A potential role for fat tissue as an HIV reservoir and source of chronic inflammation
Viral persistence and chronic inflammation are two key features of HIV-positive patients on antiretroviral therapy (ART). A study published on September 24th in PLOS Pathogens reports results from macaques and humans that suggest an important role for adipose (fat) tissue as an HIV reservoir with inflammatory potential.
The establishment and persistence of low-grade inflammation in HIV-positive individuals on ART are not well understood. Given that adipose tissue (which makes up between 15 and 20% of the body weight in healthy people) is a source of inflammation in obese individuals, Christine Bourgeois and Olivier Lambotte, from the University Paris SUD, France, and colleagues, decided to investigate a possible role of the adipose tissue in humans infected with HIV and in macaques infected with simian immunodeficiency virus (SIV, an HIV relative that causes AIDS-like disease in some non-human primates).
They found that SIV infection in macaques is associated with changes in the composition of the adipose tissue: Fat tissue from infected animals has higher densities of both adipocytes (fat storage cells) and a mix of differentiated and undifferentiated cells called stromal vascular fraction or SVF that contains a large proportion of immune cells.

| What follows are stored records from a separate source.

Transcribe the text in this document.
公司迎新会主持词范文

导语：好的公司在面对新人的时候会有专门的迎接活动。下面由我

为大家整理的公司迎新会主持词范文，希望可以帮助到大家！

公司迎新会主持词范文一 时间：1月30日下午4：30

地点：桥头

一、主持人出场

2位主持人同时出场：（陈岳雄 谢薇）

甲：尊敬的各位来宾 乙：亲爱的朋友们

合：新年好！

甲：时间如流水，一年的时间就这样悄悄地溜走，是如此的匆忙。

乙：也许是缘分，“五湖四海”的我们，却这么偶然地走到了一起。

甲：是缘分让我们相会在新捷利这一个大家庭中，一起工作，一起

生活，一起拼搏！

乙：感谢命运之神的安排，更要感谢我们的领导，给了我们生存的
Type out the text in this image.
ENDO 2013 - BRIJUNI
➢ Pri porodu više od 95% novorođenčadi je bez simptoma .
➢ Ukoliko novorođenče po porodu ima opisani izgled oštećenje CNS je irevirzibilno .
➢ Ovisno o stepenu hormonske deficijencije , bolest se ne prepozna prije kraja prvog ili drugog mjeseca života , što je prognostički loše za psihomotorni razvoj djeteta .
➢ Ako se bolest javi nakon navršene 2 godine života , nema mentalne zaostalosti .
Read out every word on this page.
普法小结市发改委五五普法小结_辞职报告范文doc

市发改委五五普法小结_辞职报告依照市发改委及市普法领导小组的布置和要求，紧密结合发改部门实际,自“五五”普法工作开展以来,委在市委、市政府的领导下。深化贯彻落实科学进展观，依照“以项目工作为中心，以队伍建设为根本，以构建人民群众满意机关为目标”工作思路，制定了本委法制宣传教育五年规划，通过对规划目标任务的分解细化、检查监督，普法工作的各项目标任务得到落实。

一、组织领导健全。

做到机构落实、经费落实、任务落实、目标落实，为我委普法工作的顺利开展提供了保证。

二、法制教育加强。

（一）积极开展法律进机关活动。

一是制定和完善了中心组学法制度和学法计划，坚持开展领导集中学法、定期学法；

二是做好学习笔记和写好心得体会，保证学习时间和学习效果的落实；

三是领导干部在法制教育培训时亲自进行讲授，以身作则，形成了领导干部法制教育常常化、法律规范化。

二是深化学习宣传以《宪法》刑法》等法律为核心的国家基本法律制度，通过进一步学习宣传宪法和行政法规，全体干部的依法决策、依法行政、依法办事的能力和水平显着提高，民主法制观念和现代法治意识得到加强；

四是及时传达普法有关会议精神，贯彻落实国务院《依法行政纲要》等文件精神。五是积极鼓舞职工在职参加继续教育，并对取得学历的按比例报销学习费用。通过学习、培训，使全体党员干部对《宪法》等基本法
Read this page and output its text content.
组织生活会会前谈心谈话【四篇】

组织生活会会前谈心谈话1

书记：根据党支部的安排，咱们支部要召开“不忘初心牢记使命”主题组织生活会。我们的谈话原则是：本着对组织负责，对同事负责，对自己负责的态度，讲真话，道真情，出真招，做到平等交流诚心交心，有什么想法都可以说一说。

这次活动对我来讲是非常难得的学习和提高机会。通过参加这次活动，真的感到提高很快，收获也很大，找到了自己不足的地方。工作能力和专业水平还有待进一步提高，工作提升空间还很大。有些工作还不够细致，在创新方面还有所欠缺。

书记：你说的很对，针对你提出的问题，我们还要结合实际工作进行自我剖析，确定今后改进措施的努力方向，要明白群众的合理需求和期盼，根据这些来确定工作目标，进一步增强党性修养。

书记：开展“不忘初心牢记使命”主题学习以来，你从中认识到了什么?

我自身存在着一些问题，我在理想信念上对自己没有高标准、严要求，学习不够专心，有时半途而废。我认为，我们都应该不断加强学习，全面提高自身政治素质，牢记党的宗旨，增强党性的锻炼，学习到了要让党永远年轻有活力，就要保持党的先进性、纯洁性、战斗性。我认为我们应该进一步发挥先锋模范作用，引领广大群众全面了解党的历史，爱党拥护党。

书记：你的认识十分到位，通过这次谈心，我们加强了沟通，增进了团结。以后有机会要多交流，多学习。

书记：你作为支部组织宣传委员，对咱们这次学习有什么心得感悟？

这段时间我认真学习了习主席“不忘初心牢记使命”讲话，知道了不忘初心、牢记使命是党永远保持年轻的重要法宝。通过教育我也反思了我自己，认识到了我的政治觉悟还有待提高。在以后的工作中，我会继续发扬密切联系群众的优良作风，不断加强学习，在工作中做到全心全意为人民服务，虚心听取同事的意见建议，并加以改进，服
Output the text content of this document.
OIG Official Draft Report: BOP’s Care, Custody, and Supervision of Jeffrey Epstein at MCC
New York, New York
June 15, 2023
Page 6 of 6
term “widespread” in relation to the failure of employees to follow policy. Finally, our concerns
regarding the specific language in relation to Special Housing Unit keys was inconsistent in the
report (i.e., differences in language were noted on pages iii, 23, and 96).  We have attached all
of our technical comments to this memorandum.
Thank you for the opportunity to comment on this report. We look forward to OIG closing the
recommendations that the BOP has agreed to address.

Moreover, these immune cells (CD4+ T cells, CD8+ T cells, and macrophages) show enhanced immune activation and/or inflammatory profiles compared with non-infected animals. The researchers were also able to detect SIV DNA and RNA in the combined total SVF as well as in isolated adipose tissue macrophages and CD4+ T cells.
They observed similar results in ART-controlled, HIV-infected patients who had undergone elective abdominal surgery: their SVF samples are positive for HIV DNA, and the researchers could show the presence of infected and virus-producing cells within the patients' adipose tissue and more specifically among adipose CD4+ T cells.
The researchers conclude that they "identified adipose tissue as a crucial cofactor in both viral persistence and chronic immune activation/inflammation during HIV infection", and propose that "modulating adipose tissue may constitute a valuable means of limiting both viral persistence and chronic inflammation in ART-receiving HIV-infected patients".